Geometric Landau-Zener Interferometry

We propose a new type of interferometry, based on geometric phases accumulated by a periodically driven two-level system undergoing multiple Landau-Zener transitions. As a specific example, we study its implementation in a superconducting charge pump. We find that interference patterns appear as a function of the pumping frequency and the phase bias, and clearly manifest themselves in the pumped charge. We also show that the effects described should persist in the presence of realistic decoherence.

Figure 1

(a) Schematic drawing of the “sluice.” (b) Effective magnetic field corresponding to the pumping cycle considered in this Letter. (c) Adiabatic (instantaneous) energies versus time.

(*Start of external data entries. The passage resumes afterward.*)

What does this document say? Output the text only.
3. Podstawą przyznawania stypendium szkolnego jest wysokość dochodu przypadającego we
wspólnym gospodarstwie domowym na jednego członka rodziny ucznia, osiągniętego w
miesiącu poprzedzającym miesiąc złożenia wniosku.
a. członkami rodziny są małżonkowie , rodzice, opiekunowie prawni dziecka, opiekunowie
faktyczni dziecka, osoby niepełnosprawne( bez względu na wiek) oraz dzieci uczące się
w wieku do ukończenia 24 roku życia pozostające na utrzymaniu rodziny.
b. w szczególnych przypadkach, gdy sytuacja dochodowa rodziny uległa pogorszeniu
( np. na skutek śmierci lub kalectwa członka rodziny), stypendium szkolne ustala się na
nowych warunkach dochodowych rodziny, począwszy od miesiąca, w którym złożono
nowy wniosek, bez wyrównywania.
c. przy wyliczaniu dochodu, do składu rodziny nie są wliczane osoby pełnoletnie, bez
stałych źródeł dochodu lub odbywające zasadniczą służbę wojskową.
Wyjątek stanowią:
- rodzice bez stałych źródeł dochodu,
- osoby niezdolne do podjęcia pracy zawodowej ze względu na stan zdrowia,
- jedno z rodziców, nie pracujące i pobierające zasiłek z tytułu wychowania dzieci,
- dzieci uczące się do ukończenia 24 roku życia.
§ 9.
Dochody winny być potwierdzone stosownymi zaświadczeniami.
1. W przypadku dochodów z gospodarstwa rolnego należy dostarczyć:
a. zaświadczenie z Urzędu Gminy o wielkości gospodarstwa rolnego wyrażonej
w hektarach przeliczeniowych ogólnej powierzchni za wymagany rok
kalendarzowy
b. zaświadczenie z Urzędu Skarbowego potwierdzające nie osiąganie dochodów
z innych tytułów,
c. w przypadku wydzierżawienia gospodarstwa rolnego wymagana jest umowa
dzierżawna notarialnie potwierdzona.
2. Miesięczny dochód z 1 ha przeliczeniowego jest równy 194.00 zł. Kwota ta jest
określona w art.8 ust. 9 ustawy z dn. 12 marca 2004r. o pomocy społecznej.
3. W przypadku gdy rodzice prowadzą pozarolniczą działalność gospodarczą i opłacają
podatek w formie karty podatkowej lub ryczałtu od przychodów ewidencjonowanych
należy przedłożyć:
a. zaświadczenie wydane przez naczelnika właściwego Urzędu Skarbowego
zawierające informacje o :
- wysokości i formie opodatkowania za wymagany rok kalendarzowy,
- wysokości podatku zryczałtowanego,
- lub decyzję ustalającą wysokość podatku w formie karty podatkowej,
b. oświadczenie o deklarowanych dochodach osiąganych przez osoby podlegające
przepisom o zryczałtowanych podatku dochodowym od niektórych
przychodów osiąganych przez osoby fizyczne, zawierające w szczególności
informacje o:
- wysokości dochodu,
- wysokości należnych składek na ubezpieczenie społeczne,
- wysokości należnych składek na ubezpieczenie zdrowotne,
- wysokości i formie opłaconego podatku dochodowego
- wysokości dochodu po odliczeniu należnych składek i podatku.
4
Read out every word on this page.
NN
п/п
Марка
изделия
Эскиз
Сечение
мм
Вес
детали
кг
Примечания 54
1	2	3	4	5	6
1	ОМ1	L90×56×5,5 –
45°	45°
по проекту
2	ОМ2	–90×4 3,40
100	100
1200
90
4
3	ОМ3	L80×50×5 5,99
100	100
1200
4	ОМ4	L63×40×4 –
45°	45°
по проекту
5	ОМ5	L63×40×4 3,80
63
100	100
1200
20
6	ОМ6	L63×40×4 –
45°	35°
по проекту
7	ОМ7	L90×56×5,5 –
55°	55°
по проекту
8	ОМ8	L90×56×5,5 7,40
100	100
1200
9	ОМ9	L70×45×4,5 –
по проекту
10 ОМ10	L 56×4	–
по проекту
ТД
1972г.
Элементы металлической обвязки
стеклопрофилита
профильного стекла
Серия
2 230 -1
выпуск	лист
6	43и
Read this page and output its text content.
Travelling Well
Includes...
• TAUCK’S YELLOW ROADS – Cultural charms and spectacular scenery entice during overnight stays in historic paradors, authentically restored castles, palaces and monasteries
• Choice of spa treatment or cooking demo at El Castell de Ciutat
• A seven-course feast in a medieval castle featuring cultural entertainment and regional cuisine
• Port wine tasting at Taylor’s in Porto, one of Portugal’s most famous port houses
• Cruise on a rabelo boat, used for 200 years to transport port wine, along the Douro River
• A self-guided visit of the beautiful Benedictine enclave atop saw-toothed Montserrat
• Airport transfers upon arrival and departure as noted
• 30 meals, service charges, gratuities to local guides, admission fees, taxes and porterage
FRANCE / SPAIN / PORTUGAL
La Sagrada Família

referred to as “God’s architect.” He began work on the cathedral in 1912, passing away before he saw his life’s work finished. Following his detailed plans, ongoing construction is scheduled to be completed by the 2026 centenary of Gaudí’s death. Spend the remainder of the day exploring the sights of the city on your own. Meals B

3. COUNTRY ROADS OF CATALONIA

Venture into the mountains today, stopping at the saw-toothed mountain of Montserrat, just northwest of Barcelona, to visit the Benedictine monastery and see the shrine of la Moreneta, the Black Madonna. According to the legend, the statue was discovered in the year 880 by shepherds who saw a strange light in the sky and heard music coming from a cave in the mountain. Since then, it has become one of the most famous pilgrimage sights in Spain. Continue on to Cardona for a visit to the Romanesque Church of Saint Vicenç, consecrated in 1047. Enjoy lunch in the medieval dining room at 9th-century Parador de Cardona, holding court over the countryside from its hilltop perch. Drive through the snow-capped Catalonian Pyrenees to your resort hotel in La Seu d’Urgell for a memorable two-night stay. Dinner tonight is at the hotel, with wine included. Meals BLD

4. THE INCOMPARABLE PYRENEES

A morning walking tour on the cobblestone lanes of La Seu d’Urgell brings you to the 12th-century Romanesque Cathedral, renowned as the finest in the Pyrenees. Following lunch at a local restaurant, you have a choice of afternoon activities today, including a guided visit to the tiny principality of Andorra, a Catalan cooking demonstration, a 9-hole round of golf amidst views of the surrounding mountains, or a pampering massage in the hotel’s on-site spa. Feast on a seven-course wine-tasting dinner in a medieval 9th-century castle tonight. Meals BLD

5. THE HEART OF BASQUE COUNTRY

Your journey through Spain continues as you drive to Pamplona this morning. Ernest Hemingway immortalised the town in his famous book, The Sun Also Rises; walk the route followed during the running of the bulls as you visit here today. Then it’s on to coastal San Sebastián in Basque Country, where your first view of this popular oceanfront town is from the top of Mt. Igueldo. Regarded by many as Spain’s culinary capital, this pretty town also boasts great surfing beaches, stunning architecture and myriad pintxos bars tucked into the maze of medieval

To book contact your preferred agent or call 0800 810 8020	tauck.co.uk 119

Avoided level crossings occur at times $t_1=T/4$ and $t_2=3T/4$. Green and red arrows outline two possibly interfering paths.

Figure 2

(a) Pumped charge (in units of $e$) after one cycle versus phase bias and frequency. The parameters are: $E_C/k_B=2.5\mathrm{K}$, $J_{\max }=0.1E_C$, $0.3\le n_g\le 0.7$. Dashed lines enclose the regions where the ground-state population at the end of the cycle is at least 0.9. Dotted lines have the same meaning but they are calculated according to (10) and in the fast-passage approximation ${\tilde{\phi }}_S\approx -\pi /4$. (b) Ground-state population versus time for a case of destructive (dashed line) and constructive (solid line) interference. The pumping frequency is 1.56 GHz for both cases, the phase biases are 0.22 and 3.36, respectively.

Figure 3

Pumped charge per cycle versus time for a case of constructive (squares) and destructive interference (circles), without decoherence (top) and with decoherence induced by zero-temperature gate-charge noise (bottom). Dashed lines are guides for the eye. The pumping frequency is 500 MHz for both cases, the phase biases are ${\varphi }_c=2.4$ and ${\varphi }_d=-1.45$, respectively. We have also assumed a residual Josephson coupling $J_{\min }=\min \{J_L,J_R\}=0.03J_{\max }$.